The Indian School Salalah is an Indian-run, self-financing, co-educational institution, primarily established to meet the academic needs  of children of Indian expatriates working in the Sultanate of Oman in the Persian Gulf. The school also admits children of other nationalities. The school is located in the Dahariz area, of Salalah town, in the southern governorate of Dhofar.

Affiliation, curriculum and competitive examinations 

The school is affiliated to the Central Board of Secondary Education (CBSE),  New Delhi,  India.
It follows textbooks prescribed by the NCERT, New Delhi.

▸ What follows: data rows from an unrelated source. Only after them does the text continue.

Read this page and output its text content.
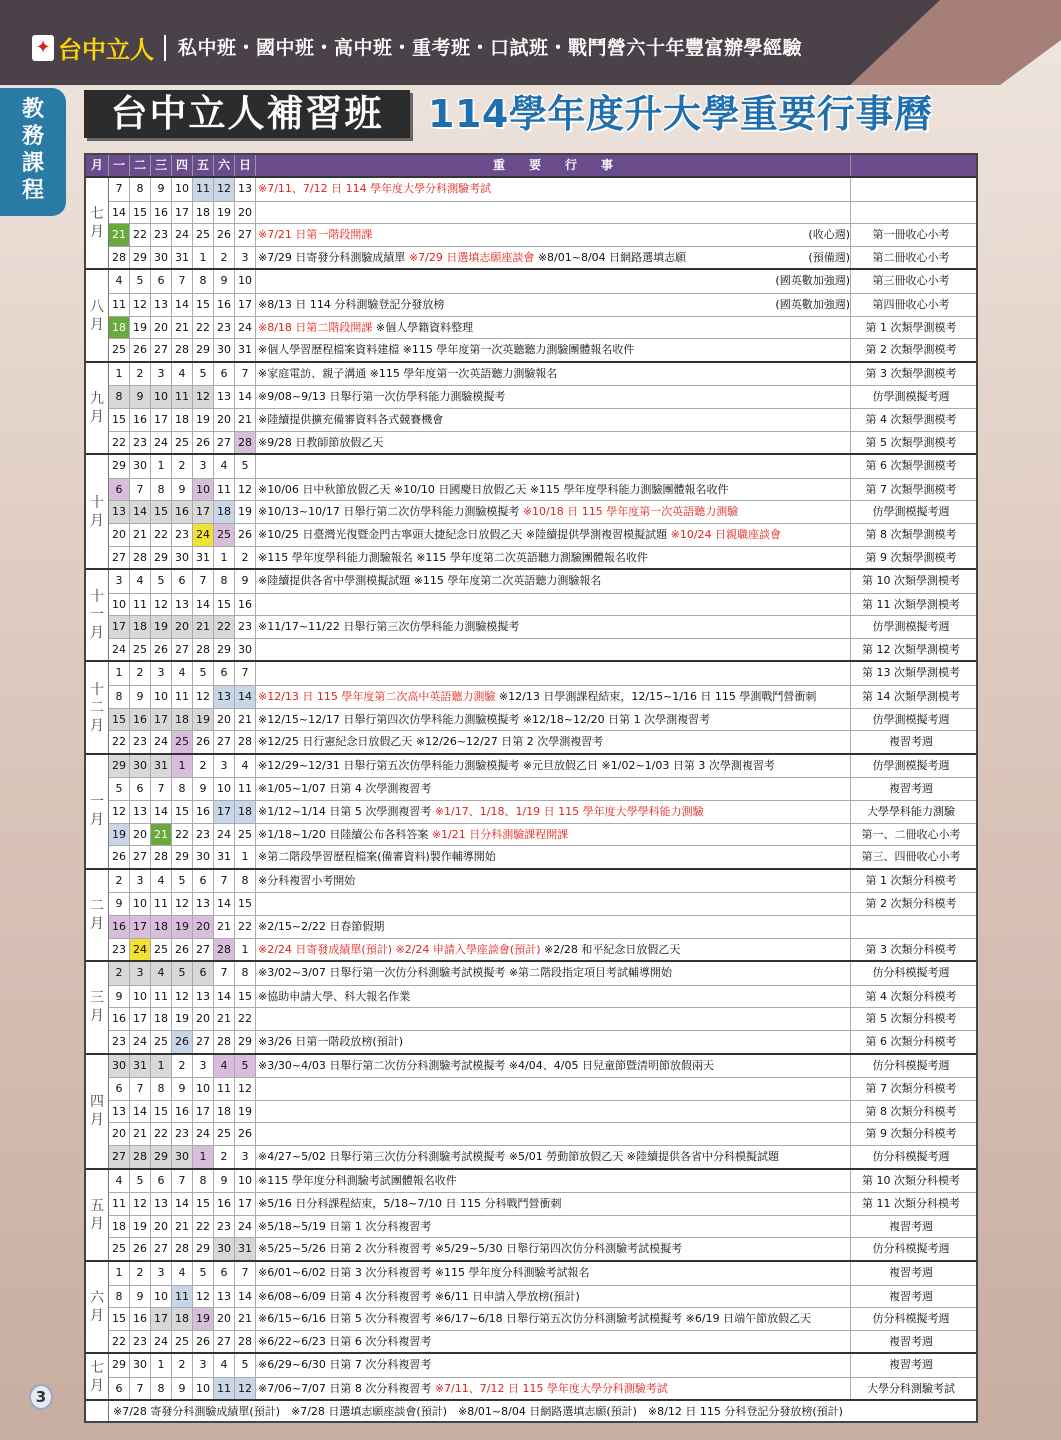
✦ 台中立人 私中班・國中班・高中班・重考班・口試班・戰鬥營六十年豐富辦學經驗
教
務
課
程
台中立人補習班	114學年度升大學重要行事曆
月 一 二 三 四 五 六 日	重　　要　　行　　事
七
月
7	8	9 10 11 12 13 ※7/11、7/12 日 114 學年度大學分科測驗考試
14 15 16 17 18 19 20
21 22 23 24 25 26 27 ※7/21 日第一階段開課	(收心週)	第一冊收心小考
28 29 30 31 1	2	3 ※7/29 日寄發分科測驗成績單 ※7/29 日選填志願座談會 ※8/01~8/04 日網路選填志願	(預備週)	第二冊收心小考
八
月
4	5	6	7	8	9 10	(國英數加強週)	第三冊收心小考
11 12 13 14 15 16 17 ※8/13 日 114 分科測驗登記分發放榜	(國英數加強週)	第四冊收心小考
18 19 20 21 22 23 24 ※8/18 日第二階段開課 ※個人學籍資料整理	第 1 次類學測模考
25 26 27 28 29 30 31 ※個人學習歷程檔案資料建檔 ※115 學年度第一次英聽聽力測驗團體報名收件	第 2 次類學測模考
九
月
1	2	3	4	5	6	7 ※家庭電訪、親子溝通 ※115 學年度第一次英語聽力測驗報名	第 3 次類學測模考
8	9 10 11 12 13 14 ※9/08~9/13 日舉行第一次仿學科能力測驗模擬考	仿學測模擬考週
15 16 17 18 19 20 21 ※陸續提供擴充備審資料各式競賽機會	第 4 次類學測模考
22 23 24 25 26 27 28 ※9/28 日教師節放假乙天	第 5 次類學測模考
十
月
29 30 1	2	3	4	5	第 6 次類學測模考
6	7	8	9 10 11 12 ※10/06 日中秋節放假乙天 ※10/10 日國慶日放假乙天 ※115 學年度學科能力測驗團體報名收件	第 7 次類學測模考
13 14 15 16 17 18 19 ※10/13~10/17 日舉行第二次仿學科能力測驗模擬考 ※10/18 日 115 學年度第一次英語聽力測驗	仿學測模擬考週
20 21 22 23 24 25 26 ※10/25 日臺灣光復暨金門古寧頭大捷紀念日放假乙天 ※陸續提供學測複習模擬試題 ※10/24 日親職座談會	第 8 次類學測模考
27 28 29 30 31 1	2 ※115 學年度學科能力測驗報名 ※115 學年度第二次英語聽力測驗團體報名收件	第 9 次類學測模考
十
一
月
3	4	5	6	7	8	9 ※陸續提供各省中學測模擬試題 ※115 學年度第二次英語聽力測驗報名	第 10 次類學測模考
10 11 12 13 14 15 16	第 11 次類學測模考
17 18 19 20 21 22 23 ※11/17~11/22 日舉行第三次仿學科能力測驗模擬考	仿學測模擬考週
24 25 26 27 28 29 30	第 12 次類學測模考
十
二
月
1	2	3	4	5	6	7	第 13 次類學測模考
8	9 10 11 12 13 14 ※12/13 日 115 學年度第二次高中英語聽力測驗 ※12/13 日學測課程結束，12/15~1/16 日 115 學測戰鬥營衝刺	第 14 次類學測模考
15 16 17 18 19 20 21 ※12/15~12/17 日舉行第四次仿學科能力測驗模擬考 ※12/18~12/20 日第 1 次學測複習考	仿學測模擬考週
22 23 24 25 26 27 28 ※12/25 日行憲紀念日放假乙天 ※12/26~12/27 日第 2 次學測複習考	複習考週
一
月
29 30 31 1	2	3	4 ※12/29~12/31 日舉行第五次仿學科能力測驗模擬考 ※元旦放假乙日 ※1/02~1/03 日第 3 次學測複習考	仿學測模擬考週
5	6	7	8	9 10 11 ※1/05~1/07 日第 4 次學測複習考	複習考週
12 13 14 15 16 17 18 ※1/12~1/14 日第 5 次學測複習考 ※1/17、1/18、1/19 日 115 學年度大學學科能力測驗	大學學科能力測驗
19 20 21 22 23 24 25 ※1/18~1/20 日陸續公布各科答案 ※1/21 日分科測驗課程開課	第一、二冊收心小考
26 27 28 29 30 31 1 ※第二階段學習歷程檔案(備審資料)製作輔導開始	第三、四冊收心小考
二
月
2	3	4	5	6	7	8 ※分科複習小考開始	第 1 次類分科模考
9 10 11 12 13 14 15	第 2 次類分科模考
16 17 18 19 20 21 22 ※2/15~2/22 日春節假期
23 24 25 26 27 28 1 ※2/24 日寄發成績單(預計) ※2/24 申請入學座談會(預計) ※2/28 和平紀念日放假乙天	第 3 次類分科模考
三
月
2	3	4	5	6	7	8 ※3/02~3/07 日舉行第一次仿分科測驗考試模擬考 ※第二階段指定項目考試輔導開始	仿分科模擬考週
9 10 11 12 13 14 15 ※協助申請大學、科大報名作業	第 4 次類分科模考
16 17 18 19 20 21 22	第 5 次類分科模考
23 24 25 26 27 28 29 ※3/26 日第一階段放榜(預計)	第 6 次類分科模考
四
月
30 31 1	2	3	4	5 ※3/30~4/03 日舉行第二次仿分科測驗考試模擬考 ※4/04、4/05 日兒童節暨清明節放假兩天	仿分科模擬考週
6	7	8	9 10 11 12	第 7 次類分科模考
13 14 15 16 17 18 19	第 8 次類分科模考
20 21 22 23 24 25 26	第 9 次類分科模考
27 28 29 30 1	2	3 ※4/27~5/02 日舉行第三次仿分科測驗考試模擬考 ※5/01 勞動節放假乙天 ※陸續提供各省中分科模擬試題	仿分科模擬考週
五
月
4	5	6	7	8	9 10 ※115 學年度分科測驗考試團體報名收件	第 10 次類分科模考
11 12 13 14 15 16 17 ※5/16 日分科課程結束，5/18~7/10 日 115 分科戰鬥營衝刺	第 11 次類分科模考
18 19 20 21 22 23 24 ※5/18~5/19 日第 1 次分科複習考	複習考週
25 26 27 28 29 30 31 ※5/25~5/26 日第 2 次分科複習考 ※5/29~5/30 日舉行第四次仿分科測驗考試模擬考	仿分科模擬考週
六
月
1	2	3	4	5	6	7 ※6/01~6/02 日第 3 次分科複習考 ※115 學年度分科測驗考試報名	複習考週
8	9 10 11 12 13 14 ※6/08~6/09 日第 4 次分科複習考 ※6/11 日申請入學放榜(預計)	複習考週
15 16 17 18 19 20 21 ※6/15~6/16 日第 5 次分科複習考 ※6/17~6/18 日舉行第五次仿分科測驗考試模擬考 ※6/19 日端午節放假乙天	仿分科模擬考週
22 23 24 25 26 27 28 ※6/22~6/23 日第 6 次分科複習考	複習考週
七
月
29 30 1	2	3	4	5 ※6/29~6/30 日第 7 次分科複習考	複習考週
6	7	8	9 10 11 12 ※7/06~7/07 日第 8 次分科複習考 ※7/11、7/12 日 115 學年度大學分科測驗考試	大學分科測驗考試
※7/28 寄發分科測驗成績單(預計)　※7/28 日選填志願座談會(預計)　※8/01~8/04 日網路選填志願(預計)　※8/12 日 115 分科登記分發放榜(預計)
3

The school is structured into Kindergarten (LKG & UKG), Lower Primary (Grade 1 & 2), Primary (Grade 3 & 4), Middle School (Grade 5-8) and High School (Grade 9-12).

English is the primary medium of education, and students are required to learn Hindi as a second language from class 1 to 8. Arabic, French or  Malayalam can substitute for Hindi in classes 9 and 10. A third language, Arabic, Malayalam, French or Hindi is a requirement in classes 5 to 8.

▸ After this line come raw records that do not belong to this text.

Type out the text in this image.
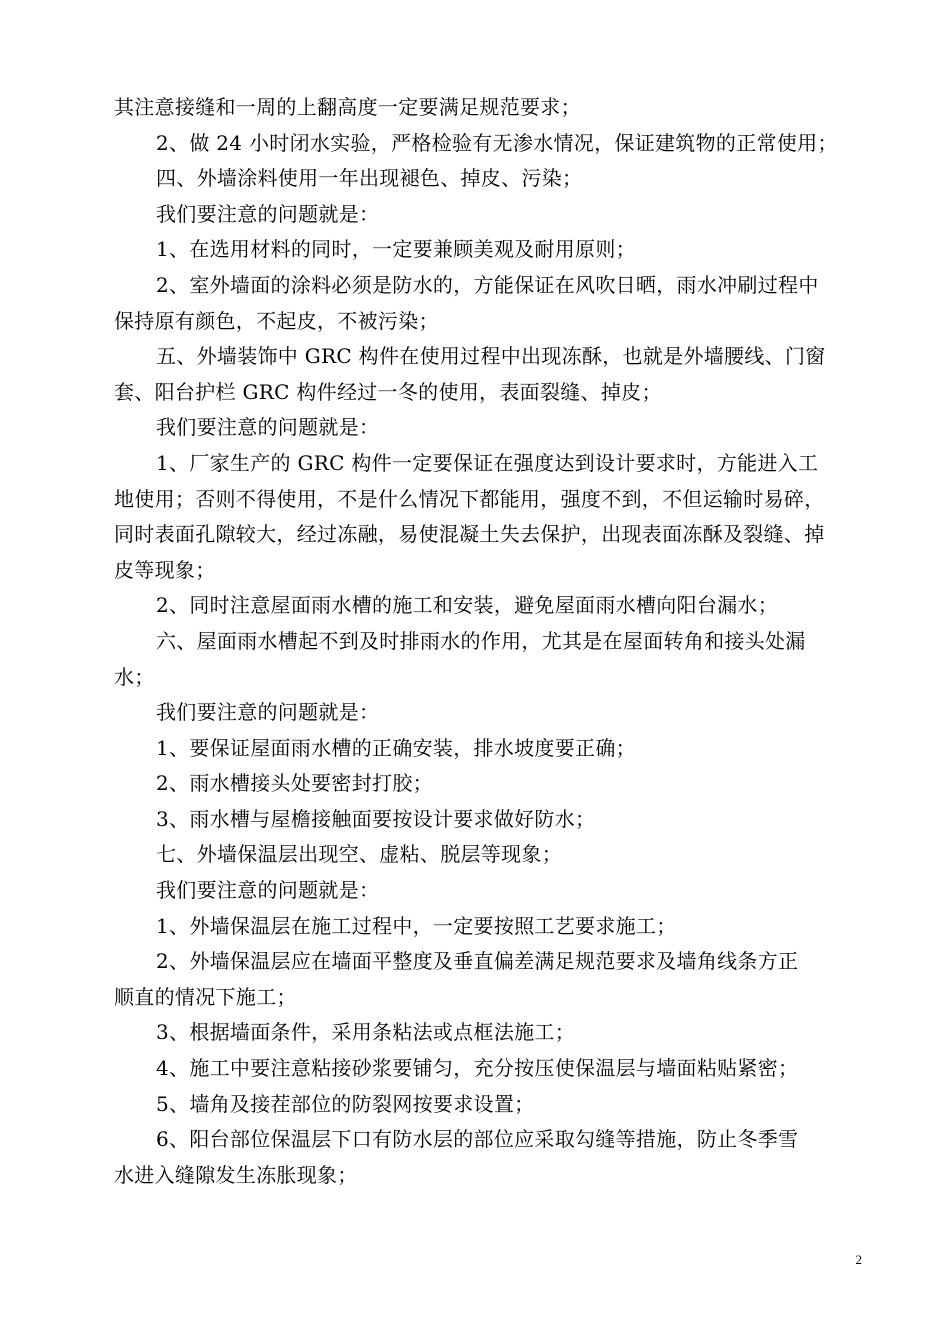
其注意接缝和一周的上翻高度一定要满足规范要求；
2、做 24 小时闭水实验，严格检验有无渗水情况，保证建筑物的正常使用；
四、外墙涂料使用一年出现褪色、掉皮、污染；
我们要注意的问题就是：
1、在选用材料的同时，一定要兼顾美观及耐用原则；
2、室外墙面的涂料必须是防水的，方能保证在风吹日晒，雨水冲刷过程中
保持原有颜色，不起皮，不被污染；
五、外墙装饰中 GRC 构件在使用过程中出现冻酥，也就是外墙腰线、门窗
套、阳台护栏 GRC 构件经过一冬的使用，表面裂缝、掉皮；
我们要注意的问题就是：
1、厂家生产的 GRC 构件一定要保证在强度达到设计要求时，方能进入工
地使用；否则不得使用，不是什么情况下都能用，强度不到，不但运输时易碎，
同时表面孔隙较大，经过冻融，易使混凝土失去保护，出现表面冻酥及裂缝、掉
皮等现象；
2、同时注意屋面雨水槽的施工和安装，避免屋面雨水槽向阳台漏水；
六、屋面雨水槽起不到及时排雨水的作用，尤其是在屋面转角和接头处漏
水；
我们要注意的问题就是：
1、要保证屋面雨水槽的正确安装，排水坡度要正确；
2、雨水槽接头处要密封打胶；
3、雨水槽与屋檐接触面要按设计要求做好防水；
七、外墙保温层出现空、虚粘、脱层等现象；
我们要注意的问题就是：
1、外墙保温层在施工过程中，一定要按照工艺要求施工；
2、外墙保温层应在墙面平整度及垂直偏差满足规范要求及墙角线条方正
顺直的情况下施工；
3、根据墙面条件，采用条粘法或点框法施工；
4、施工中要注意粘接砂浆要铺匀，充分按压使保温层与墙面粘贴紧密；
5、墙角及接茬部位的防裂网按要求设置；
6、阳台部位保温层下口有防水层的部位应采取勾缝等措施，防止冬季雪
水进入缝隙发生冻胀现象；
2
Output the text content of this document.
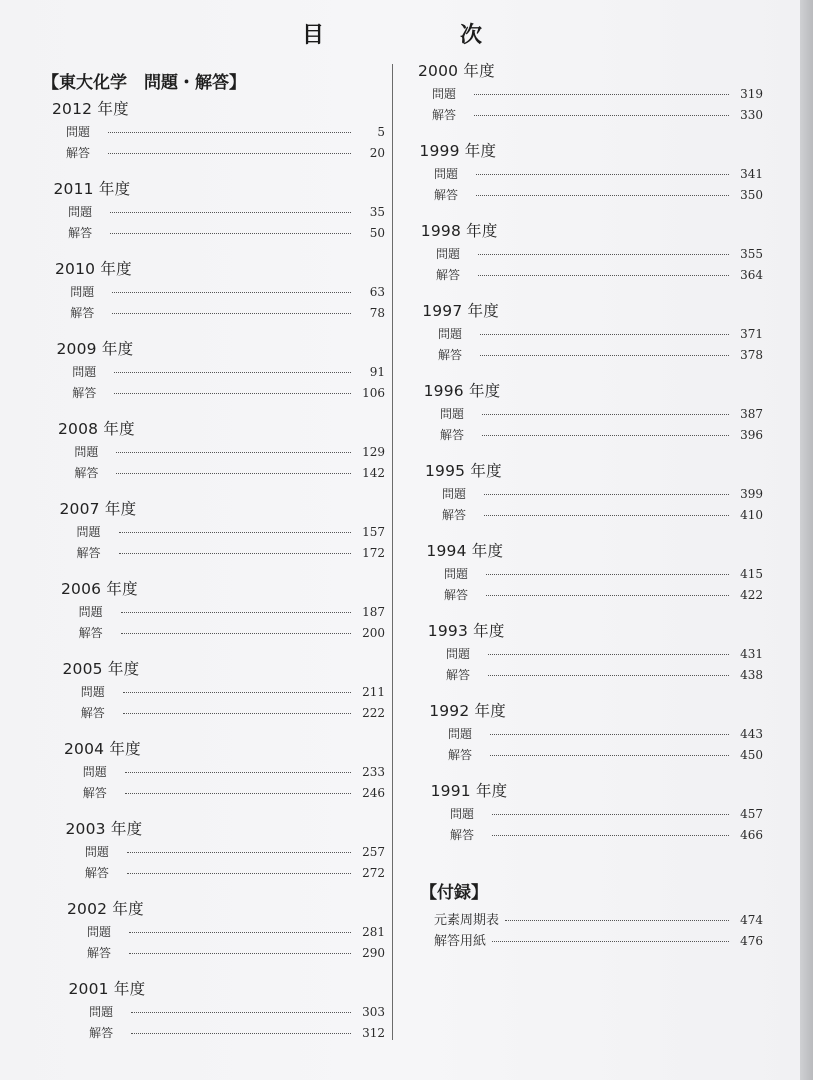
目	次
【東大化学　問題・解答】
2012 年度
問題	5
解答	20
2011 年度
問題	35
解答	50
2010 年度
問題	63
解答	78
2009 年度
問題	91
解答	106
2008 年度
問題	129
解答	142
2007 年度
問題	157
解答	172
2006 年度
問題	187
解答	200
2005 年度
問題	211
解答	222
2004 年度
問題	233
解答	246
2003 年度
問題	257
解答	272
2002 年度
問題	281
解答	290
2001 年度
問題	303
解答	312
2000 年度
問題	319
解答	330
1999 年度
問題	341
解答	350
1998 年度
問題	355
解答	364
1997 年度
問題	371
解答	378
1996 年度
問題	387
解答	396
1995 年度
問題	399
解答	410
1994 年度
問題	415
解答	422
1993 年度
問題	431
解答	438
1992 年度
問題	443
解答	450
1991 年度
問題	457
解答	466
【付録】
元素周期表	474
解答用紙	476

The school conducts All-India public exams regulated by the CBSE for classes 10 & 12. The class 9 final exam is conducted as a public exam by the regional Gulf board (an association of Gulf Indian schools).

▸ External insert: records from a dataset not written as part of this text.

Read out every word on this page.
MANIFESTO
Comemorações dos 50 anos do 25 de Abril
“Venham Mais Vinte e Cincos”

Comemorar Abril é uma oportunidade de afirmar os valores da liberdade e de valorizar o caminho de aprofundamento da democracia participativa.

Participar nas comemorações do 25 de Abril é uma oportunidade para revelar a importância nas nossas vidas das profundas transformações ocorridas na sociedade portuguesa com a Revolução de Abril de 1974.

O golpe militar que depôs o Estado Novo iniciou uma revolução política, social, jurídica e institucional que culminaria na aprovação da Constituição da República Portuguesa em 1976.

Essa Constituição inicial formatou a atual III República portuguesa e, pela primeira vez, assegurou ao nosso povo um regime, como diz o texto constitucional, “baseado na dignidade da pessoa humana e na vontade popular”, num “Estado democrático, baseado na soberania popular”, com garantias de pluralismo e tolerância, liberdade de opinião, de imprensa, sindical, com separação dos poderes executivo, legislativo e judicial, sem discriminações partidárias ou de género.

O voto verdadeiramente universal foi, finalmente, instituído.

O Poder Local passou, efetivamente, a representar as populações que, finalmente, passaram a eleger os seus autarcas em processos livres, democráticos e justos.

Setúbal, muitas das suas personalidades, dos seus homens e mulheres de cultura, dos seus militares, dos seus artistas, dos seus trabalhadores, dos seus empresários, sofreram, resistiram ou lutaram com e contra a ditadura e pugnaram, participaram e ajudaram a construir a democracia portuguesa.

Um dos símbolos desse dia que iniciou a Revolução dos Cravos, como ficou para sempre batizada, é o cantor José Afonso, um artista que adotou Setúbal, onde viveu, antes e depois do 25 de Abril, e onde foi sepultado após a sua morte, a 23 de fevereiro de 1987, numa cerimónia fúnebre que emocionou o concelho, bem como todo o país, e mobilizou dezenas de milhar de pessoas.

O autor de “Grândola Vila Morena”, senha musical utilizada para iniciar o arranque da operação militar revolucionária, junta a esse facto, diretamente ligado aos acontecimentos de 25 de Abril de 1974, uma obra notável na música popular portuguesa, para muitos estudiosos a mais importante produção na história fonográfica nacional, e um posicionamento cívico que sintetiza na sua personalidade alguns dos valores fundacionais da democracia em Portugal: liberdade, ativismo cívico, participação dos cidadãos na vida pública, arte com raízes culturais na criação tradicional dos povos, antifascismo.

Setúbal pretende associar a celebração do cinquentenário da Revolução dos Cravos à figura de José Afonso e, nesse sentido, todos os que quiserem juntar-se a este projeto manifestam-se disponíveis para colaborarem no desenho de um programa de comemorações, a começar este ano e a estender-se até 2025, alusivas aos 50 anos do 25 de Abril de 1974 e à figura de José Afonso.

The institution also holds the Maths olympiad conducted by the Indian National Mathematics Olympiad every February. All top scorers are awarded certificates.
Olympiads for Maths, Science and Computer Science are conducted by the New South Wales University, Australia for classes 9th & 12th.

ISS holds the ASSET examination every year. This assessment is conducted by Educational Initiatives, India. Students of ISS also write the NGSE examination conducted by National Genius Search Foundation (NGSF), India and the NTSC Competitive Assessment.
Students of class 5 to 10 also appear for the Shastra Prathibha contest conducted by Science India Forum Muscat (SIF Muscat) in association with Vijnana  Bharathi.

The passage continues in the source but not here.